Natuurlijk zijn er vrouwen die plezier beleven aan een nummertje lekkere seks met een relatief onbekende en natuurlijk zijn er mannen die daar weer niet aan moeten denken, het gaat om de grote lijn. Iemand die dit aanvangsverschil tussen mannen en vrouwen ontkent, hoeft alleen maar na te denken over de hoeveelheid prostituees die sinds de dageraad der mensheid een flinke boterham verdienen en die daar ongetwijfeld nog tot het einde der tijden mee zullen doorgaan. De vrouwelijke prostituee kent geen mannelijke pendant voor het botvieren van anonieme vrouwelijke lusten, althans niet in cijfermatig opzicht. Het zijn er veel minder.

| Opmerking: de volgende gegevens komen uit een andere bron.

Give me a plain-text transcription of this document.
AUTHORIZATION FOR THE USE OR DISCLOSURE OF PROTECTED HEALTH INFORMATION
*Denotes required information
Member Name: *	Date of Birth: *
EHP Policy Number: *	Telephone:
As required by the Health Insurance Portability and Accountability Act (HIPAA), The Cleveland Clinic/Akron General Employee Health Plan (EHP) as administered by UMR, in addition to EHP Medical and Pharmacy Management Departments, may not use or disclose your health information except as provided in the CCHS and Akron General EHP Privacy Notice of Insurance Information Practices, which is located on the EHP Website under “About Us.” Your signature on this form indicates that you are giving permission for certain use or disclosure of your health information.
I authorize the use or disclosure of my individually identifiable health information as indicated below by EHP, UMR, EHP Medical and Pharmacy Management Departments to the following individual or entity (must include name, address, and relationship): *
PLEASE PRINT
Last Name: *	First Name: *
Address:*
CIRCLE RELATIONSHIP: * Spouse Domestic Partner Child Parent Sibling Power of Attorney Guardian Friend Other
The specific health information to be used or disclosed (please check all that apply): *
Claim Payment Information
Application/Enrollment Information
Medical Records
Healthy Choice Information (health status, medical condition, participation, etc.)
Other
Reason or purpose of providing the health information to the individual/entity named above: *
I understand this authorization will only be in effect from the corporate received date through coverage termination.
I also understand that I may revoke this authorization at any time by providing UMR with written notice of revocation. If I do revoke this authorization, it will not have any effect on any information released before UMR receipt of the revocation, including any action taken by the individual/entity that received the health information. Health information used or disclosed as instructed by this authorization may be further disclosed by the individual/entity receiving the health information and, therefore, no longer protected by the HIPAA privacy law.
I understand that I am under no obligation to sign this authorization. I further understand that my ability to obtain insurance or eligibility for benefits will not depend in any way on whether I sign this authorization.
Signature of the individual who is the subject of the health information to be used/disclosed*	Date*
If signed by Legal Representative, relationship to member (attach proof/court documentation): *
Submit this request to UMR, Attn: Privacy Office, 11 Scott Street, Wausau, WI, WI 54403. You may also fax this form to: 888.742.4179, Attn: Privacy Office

De mannelijke seksualiteit is veel veroverender en explosiever dan de vrouwelijke. Dit verschil in constitutie geeft al problemen genoeg voor de monogamie als zodanig. Het huwelijk (of duurzaam samenwoonverband) is nu eenmaal de manier waarop primaire relaties worden vormgegeven. En ik denk niet dat er één echtpaar/stel te vinden is dat niet in de loop van zijn gemeenschappelijke historie eens aangelopen is tegen de kwestie ‘hij wil seks en zij heeft geen zin’. Die behoeftes lopen niet parallel. Dat is spijtig, en er zijn allerlei verschillende oplossingen c.q. compromissen voor te vinden van meer of minder moreel kaliber, maar als een paal boven water blijft staan dat (er tijden zijn dat) de behoeftes niet sporen.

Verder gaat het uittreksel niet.